IOW, most fat people are not binge eaters. Most skinny people are not suffering from anorexia nervosa. Unless you see direct physical evidence on a regular basis of how someone eats or doesn't eat -- or they tell you directly -- you don't know. You just don't. For all you know, that fat lady in front of you might make herself throw up several times a day and it's only taken her down from 400 pounds to 300.

So the number of anorexics pales compared to the number of fat people. But anorexia nervosa poses FAR more of an imminent danger to someone's life than being fat does. We're pointing out the guy sitting in his car playing Russian roulette, and you're saying, "Yeah, but what about all the people who don't have any guns to protect them?"

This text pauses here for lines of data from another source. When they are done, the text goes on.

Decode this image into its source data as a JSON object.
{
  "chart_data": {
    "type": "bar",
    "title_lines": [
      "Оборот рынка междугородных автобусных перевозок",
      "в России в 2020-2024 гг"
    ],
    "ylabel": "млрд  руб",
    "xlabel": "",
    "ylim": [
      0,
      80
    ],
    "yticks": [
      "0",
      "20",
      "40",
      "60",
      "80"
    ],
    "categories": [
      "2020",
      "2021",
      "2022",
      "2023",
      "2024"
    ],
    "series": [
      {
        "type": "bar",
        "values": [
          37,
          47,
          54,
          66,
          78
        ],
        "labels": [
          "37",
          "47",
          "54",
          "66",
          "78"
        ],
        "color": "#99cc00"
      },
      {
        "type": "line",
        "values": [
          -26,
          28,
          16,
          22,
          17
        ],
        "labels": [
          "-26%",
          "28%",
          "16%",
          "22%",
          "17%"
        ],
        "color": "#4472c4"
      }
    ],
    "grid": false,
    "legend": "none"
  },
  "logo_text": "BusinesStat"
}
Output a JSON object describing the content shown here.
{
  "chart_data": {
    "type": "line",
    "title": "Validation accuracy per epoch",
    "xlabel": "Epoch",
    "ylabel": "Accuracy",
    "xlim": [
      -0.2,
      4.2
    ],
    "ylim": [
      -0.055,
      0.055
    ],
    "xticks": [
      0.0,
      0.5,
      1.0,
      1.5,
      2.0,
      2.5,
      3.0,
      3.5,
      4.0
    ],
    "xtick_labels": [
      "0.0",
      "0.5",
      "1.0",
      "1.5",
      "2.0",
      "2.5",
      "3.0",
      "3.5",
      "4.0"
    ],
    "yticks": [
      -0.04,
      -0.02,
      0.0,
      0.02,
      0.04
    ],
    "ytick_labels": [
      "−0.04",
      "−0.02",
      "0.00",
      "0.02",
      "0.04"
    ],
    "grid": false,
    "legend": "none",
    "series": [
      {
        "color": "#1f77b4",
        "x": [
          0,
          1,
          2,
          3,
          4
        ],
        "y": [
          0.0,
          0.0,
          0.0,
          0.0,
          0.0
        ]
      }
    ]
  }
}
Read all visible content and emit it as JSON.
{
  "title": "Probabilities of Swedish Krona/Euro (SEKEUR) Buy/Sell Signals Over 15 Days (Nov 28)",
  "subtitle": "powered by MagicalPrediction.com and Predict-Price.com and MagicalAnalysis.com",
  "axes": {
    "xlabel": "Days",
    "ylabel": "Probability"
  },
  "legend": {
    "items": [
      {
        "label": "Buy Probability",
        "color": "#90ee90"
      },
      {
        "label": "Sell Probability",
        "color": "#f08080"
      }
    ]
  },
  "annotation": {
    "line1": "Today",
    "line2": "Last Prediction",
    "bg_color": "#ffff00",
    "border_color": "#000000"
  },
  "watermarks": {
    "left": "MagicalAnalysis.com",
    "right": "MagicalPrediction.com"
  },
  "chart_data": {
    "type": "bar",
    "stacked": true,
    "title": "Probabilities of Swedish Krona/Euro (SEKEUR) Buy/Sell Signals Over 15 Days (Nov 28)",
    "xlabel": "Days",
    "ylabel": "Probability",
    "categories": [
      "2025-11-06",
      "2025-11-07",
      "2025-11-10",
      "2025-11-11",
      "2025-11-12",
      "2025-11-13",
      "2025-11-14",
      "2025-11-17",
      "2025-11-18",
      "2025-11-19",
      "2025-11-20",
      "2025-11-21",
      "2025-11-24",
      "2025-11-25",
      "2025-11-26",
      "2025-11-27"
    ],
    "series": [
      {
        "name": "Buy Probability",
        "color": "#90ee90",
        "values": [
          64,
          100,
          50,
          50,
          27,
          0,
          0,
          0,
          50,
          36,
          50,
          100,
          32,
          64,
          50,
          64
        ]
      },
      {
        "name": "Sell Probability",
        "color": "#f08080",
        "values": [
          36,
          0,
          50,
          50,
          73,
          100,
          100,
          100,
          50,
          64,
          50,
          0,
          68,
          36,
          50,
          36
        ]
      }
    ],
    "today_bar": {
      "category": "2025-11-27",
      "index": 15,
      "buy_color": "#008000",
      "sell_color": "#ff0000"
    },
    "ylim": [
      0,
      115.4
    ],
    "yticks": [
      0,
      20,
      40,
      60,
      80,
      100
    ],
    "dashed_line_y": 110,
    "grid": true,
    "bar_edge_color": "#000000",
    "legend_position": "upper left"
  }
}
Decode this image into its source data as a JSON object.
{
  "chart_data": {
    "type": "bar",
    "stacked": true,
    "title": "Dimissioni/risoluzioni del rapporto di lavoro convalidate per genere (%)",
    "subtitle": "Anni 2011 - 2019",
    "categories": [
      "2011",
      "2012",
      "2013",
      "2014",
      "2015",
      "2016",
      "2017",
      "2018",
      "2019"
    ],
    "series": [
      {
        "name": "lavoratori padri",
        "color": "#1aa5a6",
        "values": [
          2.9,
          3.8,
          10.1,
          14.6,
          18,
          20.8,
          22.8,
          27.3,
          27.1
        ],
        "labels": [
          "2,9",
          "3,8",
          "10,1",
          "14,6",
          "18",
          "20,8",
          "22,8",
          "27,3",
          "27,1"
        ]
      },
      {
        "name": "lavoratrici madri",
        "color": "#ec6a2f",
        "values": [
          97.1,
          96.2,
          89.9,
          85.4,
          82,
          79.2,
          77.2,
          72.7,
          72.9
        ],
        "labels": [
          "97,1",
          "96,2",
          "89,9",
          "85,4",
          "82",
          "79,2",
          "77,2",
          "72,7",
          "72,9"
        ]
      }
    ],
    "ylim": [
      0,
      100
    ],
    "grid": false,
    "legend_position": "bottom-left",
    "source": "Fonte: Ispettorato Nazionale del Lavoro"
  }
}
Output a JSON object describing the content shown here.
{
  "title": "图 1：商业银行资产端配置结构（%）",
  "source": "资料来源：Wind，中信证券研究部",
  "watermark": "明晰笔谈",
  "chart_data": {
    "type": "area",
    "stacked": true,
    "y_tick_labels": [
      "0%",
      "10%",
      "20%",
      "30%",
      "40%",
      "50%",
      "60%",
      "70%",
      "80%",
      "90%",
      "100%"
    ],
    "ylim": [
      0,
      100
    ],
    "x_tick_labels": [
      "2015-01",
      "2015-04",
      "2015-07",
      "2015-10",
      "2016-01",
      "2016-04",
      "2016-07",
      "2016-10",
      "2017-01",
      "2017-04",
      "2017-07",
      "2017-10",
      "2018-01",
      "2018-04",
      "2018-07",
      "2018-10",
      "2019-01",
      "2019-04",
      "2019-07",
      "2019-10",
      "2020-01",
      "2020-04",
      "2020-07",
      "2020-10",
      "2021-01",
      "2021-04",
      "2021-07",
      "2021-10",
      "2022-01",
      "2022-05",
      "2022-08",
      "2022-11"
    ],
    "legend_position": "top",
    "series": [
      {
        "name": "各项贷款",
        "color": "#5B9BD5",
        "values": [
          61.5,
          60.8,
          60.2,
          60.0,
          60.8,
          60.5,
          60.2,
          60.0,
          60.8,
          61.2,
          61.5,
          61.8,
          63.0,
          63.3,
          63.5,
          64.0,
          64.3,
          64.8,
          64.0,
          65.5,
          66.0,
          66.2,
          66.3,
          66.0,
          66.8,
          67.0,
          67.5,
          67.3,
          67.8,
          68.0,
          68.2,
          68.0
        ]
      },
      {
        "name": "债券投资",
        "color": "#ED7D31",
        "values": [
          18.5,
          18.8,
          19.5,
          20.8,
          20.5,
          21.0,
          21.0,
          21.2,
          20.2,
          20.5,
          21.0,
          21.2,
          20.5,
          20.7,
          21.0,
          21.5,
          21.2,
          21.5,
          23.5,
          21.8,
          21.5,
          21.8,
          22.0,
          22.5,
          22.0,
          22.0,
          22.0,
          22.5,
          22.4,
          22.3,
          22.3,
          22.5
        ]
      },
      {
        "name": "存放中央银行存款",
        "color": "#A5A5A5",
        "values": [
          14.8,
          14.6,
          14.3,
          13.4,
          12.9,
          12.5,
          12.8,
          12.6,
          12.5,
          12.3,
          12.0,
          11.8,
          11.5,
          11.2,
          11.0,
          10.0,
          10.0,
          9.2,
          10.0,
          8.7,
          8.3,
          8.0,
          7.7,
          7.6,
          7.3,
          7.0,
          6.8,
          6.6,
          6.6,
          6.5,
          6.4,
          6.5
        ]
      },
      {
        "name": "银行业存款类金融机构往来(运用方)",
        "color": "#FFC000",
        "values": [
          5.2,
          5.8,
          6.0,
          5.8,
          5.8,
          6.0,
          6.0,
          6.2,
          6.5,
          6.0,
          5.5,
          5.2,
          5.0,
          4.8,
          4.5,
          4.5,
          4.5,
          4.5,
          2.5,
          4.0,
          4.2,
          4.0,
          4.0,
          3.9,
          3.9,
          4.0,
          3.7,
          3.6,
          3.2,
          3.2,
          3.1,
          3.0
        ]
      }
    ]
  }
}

And regarding Dear Abby's response, yes, it might seem a little like she's letting this woman off the hook for starving herself, at first glance. But remember, anorexics often dig in their heels extra hard when someone reminds them of their illness. If you've ever read the Carpenters' authorized biography, you know that people practically begged Karen on their hands and knees to eat, over and over again, and the more they did so, the sicker she got. Even her expensive therapist who she saw five times a week didn't have much luck with her, and he tried everything.

Abby might have been thinking, "This woman knows she's sick, she doesn't need me to tell her." I doubt she thinks anorexia is "nothing." But I do expect her to get bunches of letters about it regardless.

Harriet Brown said...

Maybe so, Meowser. But I HATE this friggin' disease. And I hate the fact that no one could find a way to help Karen Carpenter and all the other people with anorexia. I HATE the fact that they suffer that we can't help them. I've watched the agony of anorexia close up and it's appalling, abominable, unacceptable.

So I guess if that makes me intrusive, I'll live with that. I can't live with being complicit in someone's self-destruction. Especially when I know that it's not really them "choosing" it.

Anonymous said...

(This is Anonymous #1; I've got to think of some clever name.)

You're right about the strength of denial, Harriet. I wonder now, if this woman has been dealing with anorexia since she was 12, if there are any people left in her life who could help her or if she's turned the sad corner that Karen Carpenter did and wouldn't even listen if someone tried. And that is tragic.